Che l’enfant prodige ungherese, il ventiquattrenne Martin HÖLLE vincesse per la terza volta consecutiva la medaglia d’oro era più che scontato. Da quando nel 2015 è passato dalla guida dei pony alle pariglie cavalli, non ha perso un colpo. Già nel 2017 si era presentato al mondiale di Lipica con gli stessi cavalli di questo campionato, cavalli che aveva comprato dalla Riant e con i quali il nostro Claudio Fumagalli nell’edizione precedente del 2015 si era classificato primo nel dressage contribuendo significativamente alla vincita della medaglia d’argento a squadre da parte dell’Italia e che tuttora segue costantemente la preparazione del giovane talento. In questo caso tra l’altro vengono a cadere alcune riflessioni fatte sulle razze dei cavalli e sulla loro maturità agonistica, perché Hölle guida dei KWPN che ora hanno 12 e 13 anni ma che hanno esordito brillantemente con i colori dell’Italia ben 6 anni fa. D’altra parte nei 12 concorsi internazionali a cui ha partecipato dal 2017 ad oggi, ben 10 li ha vinti quindi non si può dire che quello di Kronenberg non sia un successo meritato.

 

L’ungherese Martin Hölle, assolutamente imbattibile

 

Anche la medaglia d’argento, il francese Franck GRIMONPREZ ha affrontato questo campionato avendo a disposizione due cavalli KWPN affiancati da un soggetto di origine tedesca. Grande per lui il salto in avanti dal 40° e 46° posto nelle due precedenti edizioni, anche se a Lipiça nel 2017 facendo parte della compagine francese vinse la medaglia di bronzo a squadre. Il suo successo è comunque il risultato di ottime prestazioni in tutte le sue numerose partecipazioni a concorsi internazionali: prendendo in esame solo i 12 CAI a cui ha preso parte dal 2019 ad oggi, non si è mai classificato oltre l’ottava posizione. A Kronenberg si è classificato 3° nel dressage, 11° in maratona e nella prova coni è riuscito, grazie ad un percorso con sole 4,85 penalità, a risalire di una posizione, terminando al 2° posto.

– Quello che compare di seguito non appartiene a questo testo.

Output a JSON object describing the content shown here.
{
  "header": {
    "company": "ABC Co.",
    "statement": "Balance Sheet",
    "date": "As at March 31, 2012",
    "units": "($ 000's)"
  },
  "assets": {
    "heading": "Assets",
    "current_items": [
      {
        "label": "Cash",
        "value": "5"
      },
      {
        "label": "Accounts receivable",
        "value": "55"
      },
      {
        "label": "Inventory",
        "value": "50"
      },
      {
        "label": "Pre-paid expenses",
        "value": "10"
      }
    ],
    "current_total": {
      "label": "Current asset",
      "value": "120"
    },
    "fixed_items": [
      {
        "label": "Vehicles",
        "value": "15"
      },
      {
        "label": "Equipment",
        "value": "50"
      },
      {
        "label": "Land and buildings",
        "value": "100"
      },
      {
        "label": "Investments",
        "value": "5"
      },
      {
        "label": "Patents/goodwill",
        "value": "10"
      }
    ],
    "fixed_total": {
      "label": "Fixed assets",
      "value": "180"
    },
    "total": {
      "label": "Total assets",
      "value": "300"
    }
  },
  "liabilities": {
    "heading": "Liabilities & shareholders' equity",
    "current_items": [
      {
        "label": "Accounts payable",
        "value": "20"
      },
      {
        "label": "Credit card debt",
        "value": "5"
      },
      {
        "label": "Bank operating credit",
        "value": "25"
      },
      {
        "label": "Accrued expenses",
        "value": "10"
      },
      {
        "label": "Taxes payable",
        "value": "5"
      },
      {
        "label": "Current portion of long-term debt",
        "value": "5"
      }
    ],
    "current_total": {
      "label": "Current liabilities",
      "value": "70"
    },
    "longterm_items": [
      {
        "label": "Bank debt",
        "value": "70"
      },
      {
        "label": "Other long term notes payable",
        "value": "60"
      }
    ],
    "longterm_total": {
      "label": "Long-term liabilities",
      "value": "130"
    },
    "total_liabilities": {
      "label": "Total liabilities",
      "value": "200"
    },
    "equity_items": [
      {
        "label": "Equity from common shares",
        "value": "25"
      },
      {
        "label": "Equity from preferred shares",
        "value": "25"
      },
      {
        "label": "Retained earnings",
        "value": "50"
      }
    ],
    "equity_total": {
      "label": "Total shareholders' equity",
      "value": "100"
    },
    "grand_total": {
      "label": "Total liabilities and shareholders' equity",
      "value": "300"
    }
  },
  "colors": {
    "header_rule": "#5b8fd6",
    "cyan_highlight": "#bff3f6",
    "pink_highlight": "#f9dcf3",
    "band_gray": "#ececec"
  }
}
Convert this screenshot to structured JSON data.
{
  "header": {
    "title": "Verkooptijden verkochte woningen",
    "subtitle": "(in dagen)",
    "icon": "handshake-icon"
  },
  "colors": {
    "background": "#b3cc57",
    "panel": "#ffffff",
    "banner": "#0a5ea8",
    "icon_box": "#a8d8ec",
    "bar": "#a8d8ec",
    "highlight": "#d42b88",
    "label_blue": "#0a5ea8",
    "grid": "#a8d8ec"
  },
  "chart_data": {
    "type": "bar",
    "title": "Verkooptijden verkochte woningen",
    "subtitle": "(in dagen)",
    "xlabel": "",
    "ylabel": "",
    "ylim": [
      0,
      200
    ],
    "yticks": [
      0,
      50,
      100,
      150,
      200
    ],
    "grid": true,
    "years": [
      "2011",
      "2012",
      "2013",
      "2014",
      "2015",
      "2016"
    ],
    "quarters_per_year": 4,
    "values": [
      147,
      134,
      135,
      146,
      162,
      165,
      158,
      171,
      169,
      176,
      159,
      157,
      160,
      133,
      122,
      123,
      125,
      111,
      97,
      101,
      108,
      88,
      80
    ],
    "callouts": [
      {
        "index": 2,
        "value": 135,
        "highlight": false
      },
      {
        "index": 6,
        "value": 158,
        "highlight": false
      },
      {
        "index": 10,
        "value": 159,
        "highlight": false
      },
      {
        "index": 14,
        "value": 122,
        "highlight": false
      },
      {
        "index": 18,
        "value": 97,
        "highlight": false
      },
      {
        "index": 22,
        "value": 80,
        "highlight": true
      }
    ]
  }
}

In quanto alla vincitrice della medaglia di bronzo, la tedesca Anna SANDMANN, classe 1995, partiamo col dire che nel Campionato del Mondo Pariglie 2011 a Conty fu la  concorrente più giovane con i suoi 16 anni. Da allora spazia con destrezza tra pariglie e tiri a quattro, tanto è vero che anche quest’anno ha disputato a inizio settembre il Campionato Europeo per Tiri a Quattro di Budapest. Nelle due edizioni precedenti del mondiale pariglie si era classificata al 6° e 7° posto ma questa volta ha potuto orgogliosamente appendere al collo sia la medaglia di bronzo individuale che quella d’argento a squadre. Anna Sandmann, che combina il lavoro d’ufficio nell’impresa di trasporti del padre Christoph che tutti nel panorama dei driver di tiri a quattro conoscono, a quello di trainer e gode di un immenso vantaggio: loro è l’impianto di Lähden dove ogni anno si svolge un importante concorso internazionale e quindi hanno a disposizione permanentemente strutture di altissimo livello su cui affinare la propria preparazione. Questo ahimè è il grande handicap dei nostri guidatori: oltre a non avere una nutrita schiera di concorrenti di alto livello con cui confrontarsi, non hanno neppure a disposizione una struttura di livello top su cui allenarsi, ripetendo gli esercizi più e più volte fino a rosicare quei preziosi secondi che fanno la differenza.

 

Franck Grimonprez (argento) e Anna Sandmann (bronzo)

 

Riguardo alla classifica a squadre, le medaglie sono andate ai soliti noti: oro per l’Ungheria, argento per la Germania e bronzo per l’Olanda.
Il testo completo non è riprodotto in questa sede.